La “guerra valutaria” raggiunge l’apice della tensione

La “guerra valutaria” ha raggiunto in queste ore il massimo della tensione, infatti, quando il corso di una divisa segue l’andamento di una valuta che ne è il riferimento, è la principale causa di tutti quegli squilibri che si ripercuotono a livello mondiale partendo dall’economia dei singoli paesi.
Pertanto attaccare una singola valuta può destabilizzare finanziariamente più paesi che ne detengano liquidità e la utilizzino negli scambi commerciali internazionali.
Inoltre, l’avvio di politiche nazionali non concordate ma rivolte a tutelare la singola economia con obiettivi dettati dalle esigenze contingenti può diventare un fattore ad alto rischio di default.
In Europa la crescita resta al palo eccetto l’economia della Germania, un chiaro segno che le “toppe” rammendate dopo il 2008 stanno cedendo nuovamente e che l’economia malgrado la liquidità immessa nel sistema finanziario europeo ha esaurito la sua forza propulsiva.
Resta il problema principale della governance economica europea che ha maglie troppo larghe, rivolta più ad una politica accomodante che a mantenere inalterato il patto di stabilità.
Intanto, dopo il taglio di Standard & Poor’s al debito pubblico USA, per la prima volta dopo 70 anni, la chiusura dei mercati lunedì è stata all’insegna del crollo, da registrarsi anche lo scontro tra i funzionario del Dipartimento del Tesoro USA e l’agenzia di rating che ha difeso il proprio giudizio, mettendo in evidenza l’inconcludenza delle scelte politiche del Congresso americano, che non ha adottato alcun provvedimento serio.
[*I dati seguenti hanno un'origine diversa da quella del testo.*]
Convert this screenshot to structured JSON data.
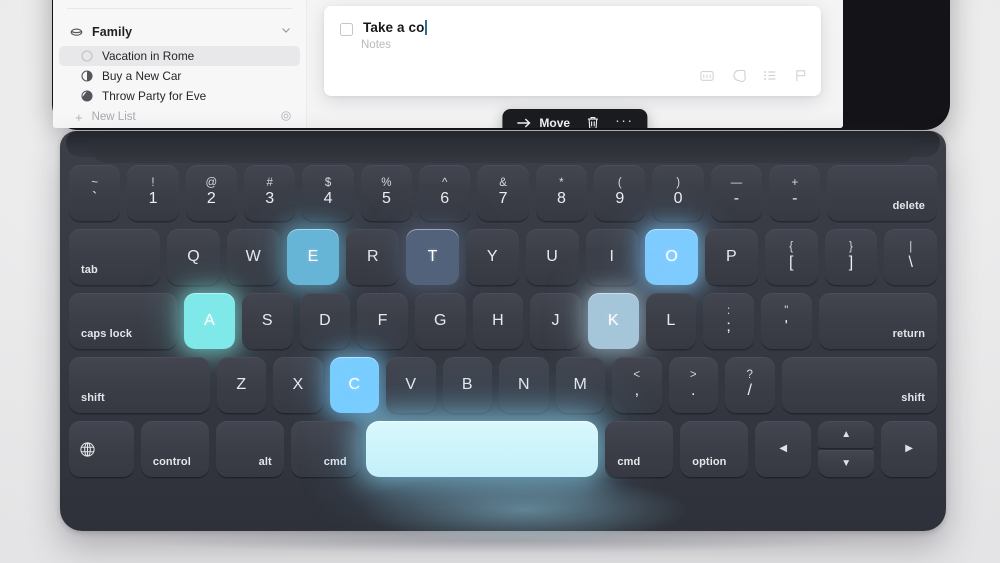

La stessa Casa Bianca però potrebbe manovrare e sfruttare questo downgrade che ha scatenato i timori della Cina, che è il primo creditore degli States con investimenti in titoli americani per 1.160 miliardi di dollari, che teme sempre più lo scatenarsi di un effetto domino a livello planetario.
Il downgrade dei conti pubblici è una seria cesura per la corsa di Barack Obama verso il secondo mandato, ma il rischio di una nuova recessione è la preoccupazione maggiore che attanaglia un paese che sempre più, è avviato sul sentiero del tramonto.